Adding a New SQL Feature

  1. Parser (query-parser): Add lexer tokens and parser grammar
  2. AST (query-parser): Define AST nodes for the feature
  3. Planner (query-planner): Create logical plan nodes
  4. Executor (query-executor): Implement physical execution
  5. Tests: Add unit and integration tests
  6. Examples: Create usage examples
  7. Docs: Update documentation

Adding a New Data Source

  1. Implement the DataSource trait in query-storage
  2. Add file loading logic
  3. Register with the CLI
  4. Add tests and examples

🐛 Bug Reports

When reporting bugs, please include:

  • Rust version (rustc --version)
  • Operating system
  • Steps to reproduce
  • Expected vs actual behavior
  • Error messages (full stack trace if available)

💡 Feature Requests

For feature requests:

  1. Check existing issues for duplicates
  2. Describe the use case
  3. Propose a solution if possible
  4. Be open to discussion

📋 Code Review Process

All submissions require review.
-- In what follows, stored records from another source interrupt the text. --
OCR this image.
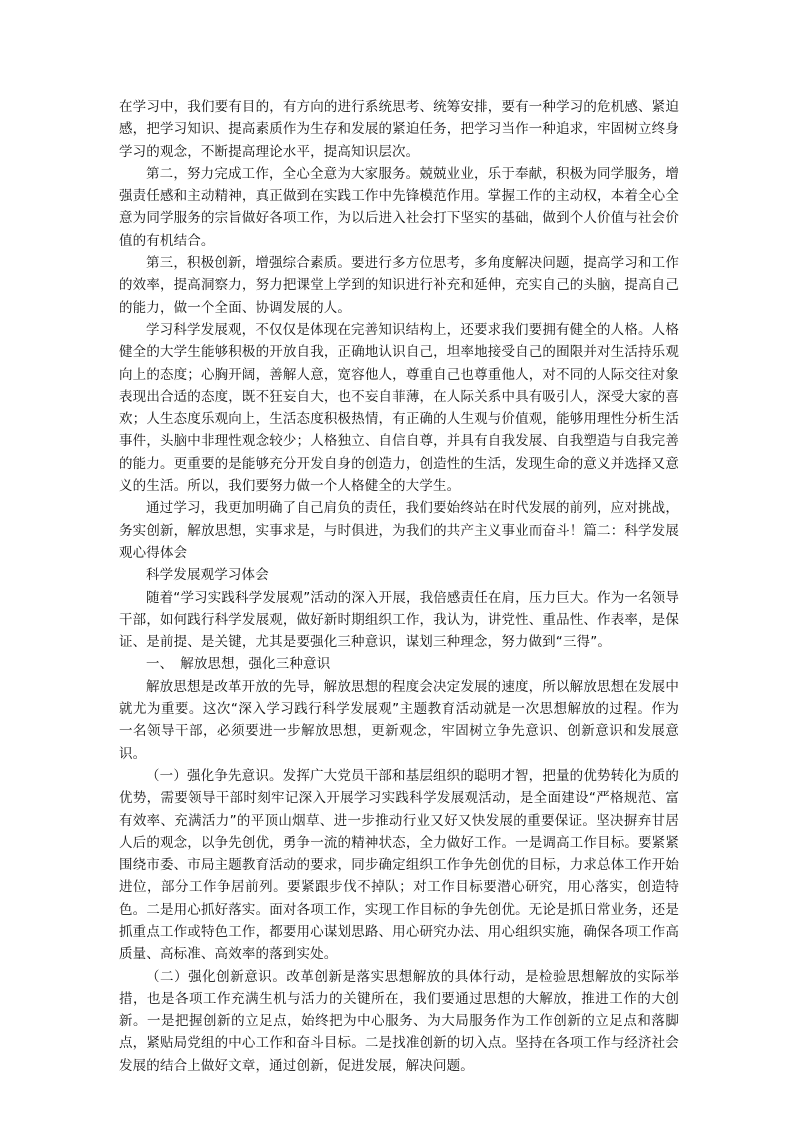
在学习中，我们要有目的，有方向的进行系统思考、统筹安排，要有一种学习的危机感、紧迫感，把学习知识、提高素质作为生存和发展的紧迫任务，把学习当作一种追求，牢固树立终身学习的观念，不断提高理论水平，提高知识层次。

第二，努力完成工作，全心全意为大家服务。兢兢业业，乐于奉献，积极为同学服务，增强责任感和主动精神，真正做到在实践工作中先锋模范作用。掌握工作的主动权，本着全心全意为同学服务的宗旨做好各项工作，为以后进入社会打下坚实的基础，做到个人价值与社会价值的有机结合。

第三，积极创新，增强综合素质。要进行多方位思考，多角度解决问题，提高学习和工作的效率，提高洞察力，努力把课堂上学到的知识进行补充和延伸，充实自己的头脑，提高自己的能力，做一个全面、协调发展的人。

学习科学发展观，不仅仅是体现在完善知识结构上，还要求我们要拥有健全的人格。人格健全的大学生能够积极的开放自我，正确地认识自己，坦率地接受自己的囿限并对生活持乐观向上的态度；心胸开阔，善解人意，宽容他人，尊重自己也尊重他人，对不同的人际交往对象表现出合适的态度，既不狂妄自大，也不妄自菲薄，在人际关系中具有吸引人，深受大家的喜欢；人生态度乐观向上，生活态度积极热情，有正确的人生观与价值观，能够用理性分析生活事件，头脑中非理性观念较少；人格独立、自信自尊，并具有自我发展、自我塑造与自我完善的能力。更重要的是能够充分开发自身的创造力，创造性的生活，发现生命的意义并选择又意义的生活。所以，我们要努力做一个人格健全的大学生。

通过学习，我更加明确了自己肩负的责任，我们要始终站在时代发展的前列，应对挑战，务实创新，解放思想，实事求是，与时俱进，为我们的共产主义事业而奋斗！篇二：科学发展观心得体会

科学发展观学习体会

随着“学习实践科学发展观”活动的深入开展，我倍感责任在肩，压力巨大。作为一名领导干部，如何践行科学发展观，做好新时期组织工作，我认为，讲党性、重品性、作表率，是保证、是前提、是关键，尤其是要强化三种意识，谋划三种理念，努力做到“三得”。

一、　解放思想，强化三种意识

解放思想是改革开放的先导，解放思想的程度会决定发展的速度，所以解放思想在发展中就尤为重要。这次“深入学习践行科学发展观”主题教育活动就是一次思想解放的过程。作为一名领导干部，必须要进一步解放思想，更新观念，牢固树立争先意识、创新意识和发展意识。

（一）强化争先意识。发挥广大党员干部和基层组织的聪明才智，把量的优势转化为质的优势，需要领导干部时刻牢记深入开展学习实践科学发展观活动，是全面建设“严格规范、富有效率、充满活力”的平顶山烟草、进一步推动行业又好又快发展的重要保证。坚决摒弃甘居人后的观念，以争先创优，勇争一流的精神状态，全力做好工作。一是调高工作目标。要紧紧围绕市委、市局主题教育活动的要求，同步确定组织工作争先创优的目标，力求总体工作开始进位，部分工作争居前列。要紧跟步伐不掉队；对工作目标要潜心研究，用心落实，创造特色。二是用心抓好落实。面对各项工作，实现工作目标的争先创优。无论是抓日常业务，还是抓重点工作或特色工作，都要用心谋划思路、用心研究办法、用心组织实施，确保各项工作高质量、高标准、高效率的落到实处。

（二）强化创新意识。改革创新是落实思想解放的具体行动，是检验思想解放的实际举措，也是各项工作充满生机与活力的关键所在，我们要通过思想的大解放，推进工作的大创新。一是把握创新的立足点，始终把为中心服务、为大局服务作为工作创新的立足点和落脚点，紧贴局党组的中心工作和奋斗目标。二是找准创新的切入点。坚持在各项工作与经济社会发展的结合上做好文章，通过创新，促进发展，解决问题。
We use GitHub pull requests for this purpose:

  1. Maintainers will review your PR
  2. Address any feedback
  3. Once approved, your PR will be merged

🎯 Areas for Contribution

  • SQL Features: New SQL functions, operators, clauses
  • Performance: Optimization, benchmarking
  • Documentation: Tutorials, examples, API docs
  • Testing: Increased coverage, edge cases
  • Bug Fixes: Help squash bugs!

📜 License

By contributing, you agree that your contributions will be licensed under the Apache License 2.0.